Il Piacenza si prepara alla delicata trasferta contro il Sasso Marconi con l'imperativo di voltare pagina dopo il pesante passo falso interno contro il San Giuliano. Il tecnico Arnaldo Franzini, intervenuto alla vigilia del match, è tornato ad analizzare con estrema schiettezza quanto accaduto nell'ultima uscita, evidenziando una preoccupante fragilità difensiva che ha vanificato l'enorme mole di gioco prodotta.
Secondo l'allenatore biancorosso, la sconfitta è maturata a causa di sbavature che non possono essere tollerate in un campionato così competitivo: «Abbiamo perso una partita per errori nostri, una partita per sbavature difensive incomprensibili e inconcepibili». Il rammarico è acuito dal fatto che la squadra ha saputo creare numerose occasioni da rete che avrebbero potuto cambiare radicalmente il volto della contesa.
Nonostante i due gol messi a segno, l'incapacità di blindare la propria porta rimane il principale ostacolo verso la risalita. Franzini ha sottolineato come la produzione offensiva non possa bastare se non viene supportata da una fase difensiva solida: «Due gol li abbiamo fatti, ma se subiamo così è chiaro che non si va da nessuna parte. Questi errori ci stanno costando carissimo».
Il dibattito sulla natura di questi limiti, se siano strutturali o legati all'atteggiamento tattico, resta aperto. Il mister ha ricordato che la squadra è stata costruita con una chiara vocazione offensiva, orientata a cercare sempre la vittoria attraverso il gioco, ma questo non deve giustificare cali di concentrazione fatali come quello che ha portato alla prima rete degli avversari.
«Bisogna avere un atteggiamento più attento, la squadra vuole provare a vincere le partite ma gli errori clamorosi diventano difficili poi anche da commentare e sistemare», ha ammesso il tecnico, spostando poi il focus sulla gestione delle critiche, un elemento che lo accompagna nonostante sia uno degli allenatori più vincenti della storia recente del club.
Proprio sul tema delle contestazioni, Franzini ha mostrato una certa filosofia, ritenendo che il giudizio severo faccia parte del panorama calcistico italiano a prescindere dai risultati passati. «Le critiche ci stanno ed è normale così per tutti, allenatori che vincono e l'anno dopo sono contestati, credo sia un po' una cosa italiana», ha commentato, ribadendo comunque di sentire il sostegno di molti tifosi.

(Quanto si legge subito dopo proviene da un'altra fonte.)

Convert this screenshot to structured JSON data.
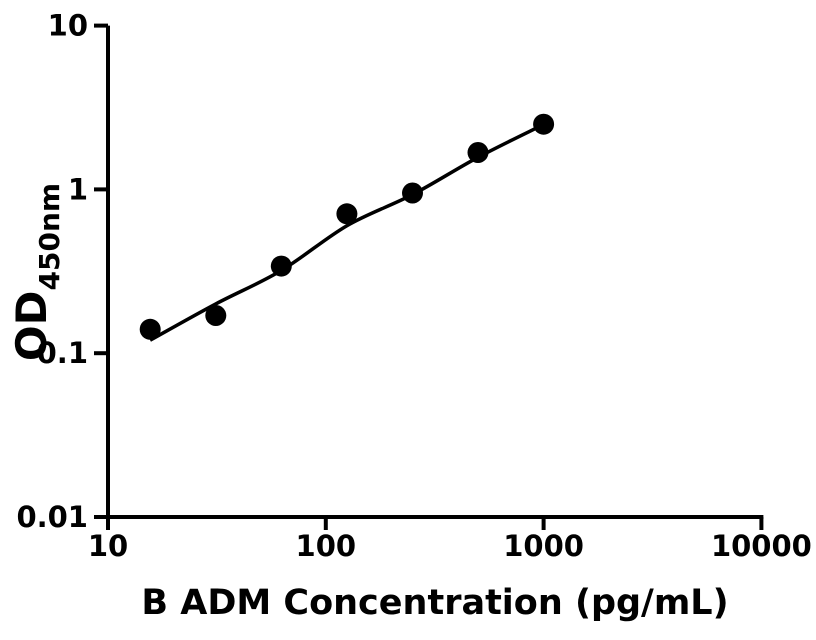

La distanza dalla vetta della classifica si è fatta considerevole, ma il tecnico non intende permettere cali di tensione o di motivazione all'interno dello spogliatoio. Il dovere verso la maglia e la società impone di dare il massimo fino all'ultima giornata, mantenendo viva una fiammella di speranza anche quando l'obiettivo sembra quasi irraggiungibile.

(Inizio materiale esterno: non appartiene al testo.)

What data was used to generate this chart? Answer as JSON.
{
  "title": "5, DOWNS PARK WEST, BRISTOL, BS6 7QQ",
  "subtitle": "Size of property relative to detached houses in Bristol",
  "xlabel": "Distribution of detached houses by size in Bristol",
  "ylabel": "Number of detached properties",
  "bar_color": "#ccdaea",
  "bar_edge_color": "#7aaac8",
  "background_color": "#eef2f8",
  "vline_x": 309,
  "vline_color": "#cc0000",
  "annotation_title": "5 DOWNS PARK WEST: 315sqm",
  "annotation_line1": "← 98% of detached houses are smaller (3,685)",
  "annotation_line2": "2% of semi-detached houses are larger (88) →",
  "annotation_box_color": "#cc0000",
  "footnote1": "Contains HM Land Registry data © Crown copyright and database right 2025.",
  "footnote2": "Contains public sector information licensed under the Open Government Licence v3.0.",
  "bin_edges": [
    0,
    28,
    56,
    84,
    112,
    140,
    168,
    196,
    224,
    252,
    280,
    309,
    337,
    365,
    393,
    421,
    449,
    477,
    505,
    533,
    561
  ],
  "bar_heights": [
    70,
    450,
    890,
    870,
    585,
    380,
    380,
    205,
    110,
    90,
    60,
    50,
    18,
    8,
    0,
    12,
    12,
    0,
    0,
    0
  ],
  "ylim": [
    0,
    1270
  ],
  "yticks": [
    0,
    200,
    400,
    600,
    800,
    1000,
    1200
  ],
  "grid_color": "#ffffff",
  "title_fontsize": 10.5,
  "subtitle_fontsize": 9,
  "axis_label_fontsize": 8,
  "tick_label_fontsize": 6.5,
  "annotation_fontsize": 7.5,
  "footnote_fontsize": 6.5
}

«Non deve succedere di perdere le motivazioni, dobbiamo continuare a crederci perché, pur essendo difficilissimo e con la vetta lontana, abbiamo un dovere importante», ha dichiarato con fermezza, guardando anche alla costruzione di una base solida di giocatori per il futuro del progetto Piacenza, indipendentemente da chi siederà in panchina.
L'avversario di domenica, il Sasso Marconi, viene descritto come una compagine ostica, abituata a lottare con agonismo per la salvezza e reduce da una prestazione convincente contro la Pro Sesto. Franzini si aspetta una sfida molto fisica, una battaglia tattica che richiederà muscoli e nervi saldi per evitare di cadere nelle trappole dei padroni di casa.
«Sarà una partita intensa e maschia, veramente difficile. Loro hanno qualità e domenica scorsa meritavano assolutamente di vincere», ha avvertito il mister, che in settimana ha lavorato su alcune varianti tattiche per cercare di sorprendere i rivali e dare maggiore equilibrio alla squadra tra i reparti.
«Abbiamo provato qualcosa di diverso, vedremo se applicarlo o andare avanti con lo stesso modo delle ultime partite», ha concluso Franzini, lasciando intendere che potrebbero esserci delle novità nell'undici titolare per cercare quel riscatto immediato che tutto l'ambiente piacentino invoca a gran voce.